Conditional Probability
Definition
Conditional probability is the probability of an event after we know that another event has occurred.
The conditional probability of $A$ given $B$ is:
\[P(A \mid B) = \frac{P(A \cap B)}{P(B)}\]where:
- $A$ is the event we want to predict.
- $B$ is the event we have observed.
- $P(B) > 0$.
Interpretation
The expression:
\[P(A \mid B)\]means:
among the cases where $B$ happened, how often does $A$ happen?
It restricts attention to the subset of cases where $B$ is true.
Example
Suppose:
- $A$ = customer returns within 30 days.
- $B$ = customer bought more than 10 items.
Then:
\[P(A \mid B)\]means:
the probability that a customer returns within 30 days, given that they bought more than 10 items.
Counting Formula
In a dataset, conditional probability can be estimated by counting:
\[\hat P(A \mid B) = \frac{\#(A \cap B)}{\#(B)}\]where:
- $#(A \cap B)$ is the number of observations where both $A$ and $B$ happened.
- $#(B)$ is the number of observations where $B$ happened.
Retail Basket Example
Let:
- $A$ = basket contains a mug.
- $B$ = basket contains a teapot.
Then:
\[P(A \mid B)\]is the probability that a basket contains a mug given that it contains a teapot.
This is closely related to association rules and basket-completion prediction.
Relation to Independence
If $A$ and $B$ are independent, then knowing $B$ does not change the probability of $A$:
\[P(A \mid B) = P(A)\]If:
\[P(A \mid B) > P(A)\]then $B$ increases the probability of $A$.
Relation to Conditional Expectation
Conditional probability applies to events.

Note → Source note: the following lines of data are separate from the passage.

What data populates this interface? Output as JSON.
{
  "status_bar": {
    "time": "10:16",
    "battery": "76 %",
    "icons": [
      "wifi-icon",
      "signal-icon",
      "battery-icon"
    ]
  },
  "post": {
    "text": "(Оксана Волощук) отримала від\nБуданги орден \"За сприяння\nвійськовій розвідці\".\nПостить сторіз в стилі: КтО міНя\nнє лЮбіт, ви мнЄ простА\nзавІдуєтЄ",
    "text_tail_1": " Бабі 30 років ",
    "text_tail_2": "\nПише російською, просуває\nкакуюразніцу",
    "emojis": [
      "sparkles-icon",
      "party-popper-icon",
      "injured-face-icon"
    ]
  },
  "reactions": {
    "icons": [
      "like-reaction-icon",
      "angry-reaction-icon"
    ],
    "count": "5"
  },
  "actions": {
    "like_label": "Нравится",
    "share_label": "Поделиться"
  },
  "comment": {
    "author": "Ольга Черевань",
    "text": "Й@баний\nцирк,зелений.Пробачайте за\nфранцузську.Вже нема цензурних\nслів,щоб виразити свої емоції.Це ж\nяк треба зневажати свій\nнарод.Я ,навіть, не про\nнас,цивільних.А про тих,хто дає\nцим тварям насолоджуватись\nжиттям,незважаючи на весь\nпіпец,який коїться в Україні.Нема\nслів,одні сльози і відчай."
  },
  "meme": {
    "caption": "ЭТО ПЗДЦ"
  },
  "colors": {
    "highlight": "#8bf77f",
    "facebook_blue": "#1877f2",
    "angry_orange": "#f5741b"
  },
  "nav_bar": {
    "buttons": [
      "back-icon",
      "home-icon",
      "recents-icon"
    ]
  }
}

Conditional expectation applies to numerical random variables.
For a binary variable $Y \in {0,1}$:
\[E[Y \mid X=x] = P(Y=1 \mid X=x)\]This is why logistic regression can be viewed as a conditional mean model for binary outcomes.
Exercises
- Explain $P(A \mid B)$ in words.
- If 40 baskets contain a teapot and 25 of those also contain a mug, estimate $P(\text{mug} \mid \text{teapot})$.
- Explain the difference between $P(A \mid B)$ and $P(B \mid A)$.